A decade after Malaysia Airlines Flight 370 disappeared, planes still at risk of vanishing off the map
- Ten years after MH370, an industry-wide push to rule out a similar case has been stymied by bureaucracy, financial pressure, and a debate about who should have ultimate control of the cockpit
- A key tracking tool for aircraft to broadcast their position at least every minute if they are in trouble has twice been delayed and only set to go into force in 2025
“Good Night. Malaysian Three Seven Zero.”
Those six words were the last radio transmission from the cockpit of Malaysia Airlines Flight 370, less than an hour after the aircraft took off late at night from Kuala Lumpur to Beijing on March 8, 2014. Minutes later, the plane disappeared from air-traffic control radar screens.

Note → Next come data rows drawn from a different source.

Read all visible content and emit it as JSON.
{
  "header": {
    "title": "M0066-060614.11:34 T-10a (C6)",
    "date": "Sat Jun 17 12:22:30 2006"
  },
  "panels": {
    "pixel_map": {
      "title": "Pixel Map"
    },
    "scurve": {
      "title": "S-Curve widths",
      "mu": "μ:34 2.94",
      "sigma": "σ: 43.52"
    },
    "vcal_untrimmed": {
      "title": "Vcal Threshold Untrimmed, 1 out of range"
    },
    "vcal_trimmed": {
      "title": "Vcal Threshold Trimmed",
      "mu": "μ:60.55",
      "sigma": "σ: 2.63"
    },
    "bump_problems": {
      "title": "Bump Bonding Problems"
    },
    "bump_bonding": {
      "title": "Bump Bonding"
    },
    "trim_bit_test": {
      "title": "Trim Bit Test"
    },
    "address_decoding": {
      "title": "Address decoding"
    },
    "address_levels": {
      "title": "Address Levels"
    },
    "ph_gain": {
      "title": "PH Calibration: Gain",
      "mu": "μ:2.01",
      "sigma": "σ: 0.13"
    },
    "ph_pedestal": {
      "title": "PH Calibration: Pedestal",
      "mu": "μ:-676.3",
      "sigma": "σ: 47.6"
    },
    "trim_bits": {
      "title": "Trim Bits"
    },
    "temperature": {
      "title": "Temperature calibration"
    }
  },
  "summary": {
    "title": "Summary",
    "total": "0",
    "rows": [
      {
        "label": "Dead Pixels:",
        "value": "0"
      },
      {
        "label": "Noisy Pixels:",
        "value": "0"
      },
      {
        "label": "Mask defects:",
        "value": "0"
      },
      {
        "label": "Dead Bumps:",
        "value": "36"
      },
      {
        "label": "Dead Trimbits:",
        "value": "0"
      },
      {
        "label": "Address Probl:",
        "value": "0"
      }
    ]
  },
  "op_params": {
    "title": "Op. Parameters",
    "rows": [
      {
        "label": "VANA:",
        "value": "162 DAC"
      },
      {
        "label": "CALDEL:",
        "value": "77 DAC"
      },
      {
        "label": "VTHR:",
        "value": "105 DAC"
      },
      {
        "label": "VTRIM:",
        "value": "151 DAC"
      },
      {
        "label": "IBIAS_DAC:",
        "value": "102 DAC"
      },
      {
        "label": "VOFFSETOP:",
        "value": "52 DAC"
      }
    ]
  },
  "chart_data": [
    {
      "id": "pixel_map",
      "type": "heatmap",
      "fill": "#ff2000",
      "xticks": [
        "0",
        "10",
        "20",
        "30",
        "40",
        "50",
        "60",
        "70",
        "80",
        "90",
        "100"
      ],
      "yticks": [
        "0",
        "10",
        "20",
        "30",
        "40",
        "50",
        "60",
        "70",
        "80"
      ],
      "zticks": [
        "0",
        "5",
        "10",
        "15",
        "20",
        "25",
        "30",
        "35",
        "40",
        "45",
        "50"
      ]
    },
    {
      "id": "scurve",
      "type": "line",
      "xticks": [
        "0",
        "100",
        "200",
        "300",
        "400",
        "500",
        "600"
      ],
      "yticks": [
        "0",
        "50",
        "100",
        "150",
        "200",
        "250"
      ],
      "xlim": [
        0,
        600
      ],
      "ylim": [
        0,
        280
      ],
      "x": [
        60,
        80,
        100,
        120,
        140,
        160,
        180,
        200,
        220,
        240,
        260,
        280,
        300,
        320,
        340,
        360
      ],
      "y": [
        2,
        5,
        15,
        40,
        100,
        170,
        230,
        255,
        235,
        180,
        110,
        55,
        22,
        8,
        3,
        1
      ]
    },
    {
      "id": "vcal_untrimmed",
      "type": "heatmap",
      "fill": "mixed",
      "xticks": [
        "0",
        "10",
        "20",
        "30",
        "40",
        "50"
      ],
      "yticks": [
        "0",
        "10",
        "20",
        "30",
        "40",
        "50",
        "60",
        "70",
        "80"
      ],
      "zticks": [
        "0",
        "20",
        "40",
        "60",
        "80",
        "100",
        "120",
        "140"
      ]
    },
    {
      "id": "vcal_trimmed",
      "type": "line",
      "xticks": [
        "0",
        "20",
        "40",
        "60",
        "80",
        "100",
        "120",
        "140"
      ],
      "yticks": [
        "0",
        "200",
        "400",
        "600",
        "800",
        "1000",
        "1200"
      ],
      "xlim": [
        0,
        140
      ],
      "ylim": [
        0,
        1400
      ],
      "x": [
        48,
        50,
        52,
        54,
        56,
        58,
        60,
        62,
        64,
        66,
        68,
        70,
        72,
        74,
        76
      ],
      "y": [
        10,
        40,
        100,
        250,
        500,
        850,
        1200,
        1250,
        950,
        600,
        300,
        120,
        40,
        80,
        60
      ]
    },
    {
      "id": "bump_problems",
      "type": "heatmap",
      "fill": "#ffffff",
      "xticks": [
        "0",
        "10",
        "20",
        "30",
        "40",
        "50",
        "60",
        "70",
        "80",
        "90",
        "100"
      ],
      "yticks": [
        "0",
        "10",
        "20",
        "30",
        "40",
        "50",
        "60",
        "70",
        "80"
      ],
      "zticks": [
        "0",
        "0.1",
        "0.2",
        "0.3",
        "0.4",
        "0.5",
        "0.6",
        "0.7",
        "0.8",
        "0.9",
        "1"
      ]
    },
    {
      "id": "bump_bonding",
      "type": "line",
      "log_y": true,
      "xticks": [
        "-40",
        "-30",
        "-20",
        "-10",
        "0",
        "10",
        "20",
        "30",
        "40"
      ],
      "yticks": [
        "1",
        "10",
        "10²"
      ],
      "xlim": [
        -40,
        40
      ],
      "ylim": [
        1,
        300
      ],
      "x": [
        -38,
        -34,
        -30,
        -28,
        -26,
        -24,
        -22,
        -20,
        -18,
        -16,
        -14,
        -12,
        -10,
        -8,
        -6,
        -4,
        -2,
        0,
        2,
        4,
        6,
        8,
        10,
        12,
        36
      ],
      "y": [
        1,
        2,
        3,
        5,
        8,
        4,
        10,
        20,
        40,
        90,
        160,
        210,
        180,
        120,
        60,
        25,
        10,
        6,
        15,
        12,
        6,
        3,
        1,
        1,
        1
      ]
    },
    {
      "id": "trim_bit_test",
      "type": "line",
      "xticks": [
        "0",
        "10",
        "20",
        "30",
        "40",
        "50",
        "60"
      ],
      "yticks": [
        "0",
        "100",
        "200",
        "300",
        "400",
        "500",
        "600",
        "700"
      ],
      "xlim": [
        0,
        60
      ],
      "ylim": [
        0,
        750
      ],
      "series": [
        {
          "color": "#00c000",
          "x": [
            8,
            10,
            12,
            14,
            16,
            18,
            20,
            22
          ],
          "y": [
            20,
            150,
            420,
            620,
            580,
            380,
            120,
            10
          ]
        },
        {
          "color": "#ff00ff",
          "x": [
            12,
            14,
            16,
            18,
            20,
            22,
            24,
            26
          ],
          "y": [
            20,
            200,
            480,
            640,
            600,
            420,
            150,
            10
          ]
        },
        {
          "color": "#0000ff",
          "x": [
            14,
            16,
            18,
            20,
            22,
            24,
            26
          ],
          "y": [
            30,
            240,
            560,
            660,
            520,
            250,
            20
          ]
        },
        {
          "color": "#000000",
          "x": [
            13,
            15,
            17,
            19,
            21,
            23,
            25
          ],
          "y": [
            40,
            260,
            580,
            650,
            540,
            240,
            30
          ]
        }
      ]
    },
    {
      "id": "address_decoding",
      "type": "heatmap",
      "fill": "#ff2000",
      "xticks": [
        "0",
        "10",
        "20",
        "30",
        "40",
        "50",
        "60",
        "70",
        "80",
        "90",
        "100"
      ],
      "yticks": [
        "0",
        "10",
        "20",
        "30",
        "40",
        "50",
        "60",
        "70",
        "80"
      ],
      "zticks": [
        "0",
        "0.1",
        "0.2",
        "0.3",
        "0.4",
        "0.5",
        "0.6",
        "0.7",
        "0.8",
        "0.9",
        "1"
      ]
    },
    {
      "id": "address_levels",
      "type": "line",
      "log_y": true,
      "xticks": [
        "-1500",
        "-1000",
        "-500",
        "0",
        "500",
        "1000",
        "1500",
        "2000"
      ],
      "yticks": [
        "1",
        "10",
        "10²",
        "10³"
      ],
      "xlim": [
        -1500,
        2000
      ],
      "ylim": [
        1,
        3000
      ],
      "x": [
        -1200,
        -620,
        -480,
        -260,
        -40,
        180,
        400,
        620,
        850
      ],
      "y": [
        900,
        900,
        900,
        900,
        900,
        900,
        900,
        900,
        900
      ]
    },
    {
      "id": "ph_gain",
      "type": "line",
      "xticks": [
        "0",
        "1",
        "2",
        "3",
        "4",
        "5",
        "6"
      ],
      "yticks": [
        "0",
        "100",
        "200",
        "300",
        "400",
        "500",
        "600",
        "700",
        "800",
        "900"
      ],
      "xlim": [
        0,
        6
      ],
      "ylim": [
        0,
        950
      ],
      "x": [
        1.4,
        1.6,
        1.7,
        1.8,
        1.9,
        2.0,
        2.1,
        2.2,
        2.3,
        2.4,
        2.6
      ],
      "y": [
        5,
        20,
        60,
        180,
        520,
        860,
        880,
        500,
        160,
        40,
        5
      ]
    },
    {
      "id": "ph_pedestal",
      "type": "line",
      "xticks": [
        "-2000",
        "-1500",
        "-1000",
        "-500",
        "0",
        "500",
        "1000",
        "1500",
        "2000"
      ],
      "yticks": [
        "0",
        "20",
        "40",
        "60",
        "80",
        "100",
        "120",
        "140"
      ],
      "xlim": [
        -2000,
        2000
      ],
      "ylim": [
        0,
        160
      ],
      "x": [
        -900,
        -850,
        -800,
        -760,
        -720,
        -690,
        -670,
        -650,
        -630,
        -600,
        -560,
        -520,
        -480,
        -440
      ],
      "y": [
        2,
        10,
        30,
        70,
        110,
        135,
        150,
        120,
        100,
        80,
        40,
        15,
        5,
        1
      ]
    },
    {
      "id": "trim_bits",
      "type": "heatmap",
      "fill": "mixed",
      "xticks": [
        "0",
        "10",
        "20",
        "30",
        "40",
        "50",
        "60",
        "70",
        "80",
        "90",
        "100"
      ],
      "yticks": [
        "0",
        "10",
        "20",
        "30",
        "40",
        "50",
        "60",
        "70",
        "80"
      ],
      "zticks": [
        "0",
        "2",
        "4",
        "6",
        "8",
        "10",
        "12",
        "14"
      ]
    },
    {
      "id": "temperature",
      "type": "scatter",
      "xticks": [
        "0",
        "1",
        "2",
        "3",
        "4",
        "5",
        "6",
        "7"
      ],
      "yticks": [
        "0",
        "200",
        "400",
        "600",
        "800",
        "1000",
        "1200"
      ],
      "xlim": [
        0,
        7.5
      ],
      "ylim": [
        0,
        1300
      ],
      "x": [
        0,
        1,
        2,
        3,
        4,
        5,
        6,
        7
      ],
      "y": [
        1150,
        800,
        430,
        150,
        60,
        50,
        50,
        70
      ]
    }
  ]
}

The huge Boeing 777 jet, almost as long as a Manhattan city block and taller than a five-storey building, had somehow managed to make itself invisible in the clear night sky. There were 239 people on board.
Ensuing search operations combed through some of the deepest ocean floors in the inhospitable southern Indian Ocean, hundreds of miles off Australia’s western seaboard, and found no trace of the main fuselage or any passengers and crew. Of the 3 million components in the 777, just a few fragments washed ashore years later on the east African coast.
With no mayday call, no known flight path and no wreckage, MH370 remains modern aviation’s biggest mystery. And while investigators had very little to go on, they were clear on one thing: a plane must never go missing like this again.
Yet 10 years on, an industry-wide push to rule out a similar case has been stymied by bureaucracy, financial pressure, and a debate about who should have ultimate control of the cockpit, according to years of regulatory amendments chronicling the process.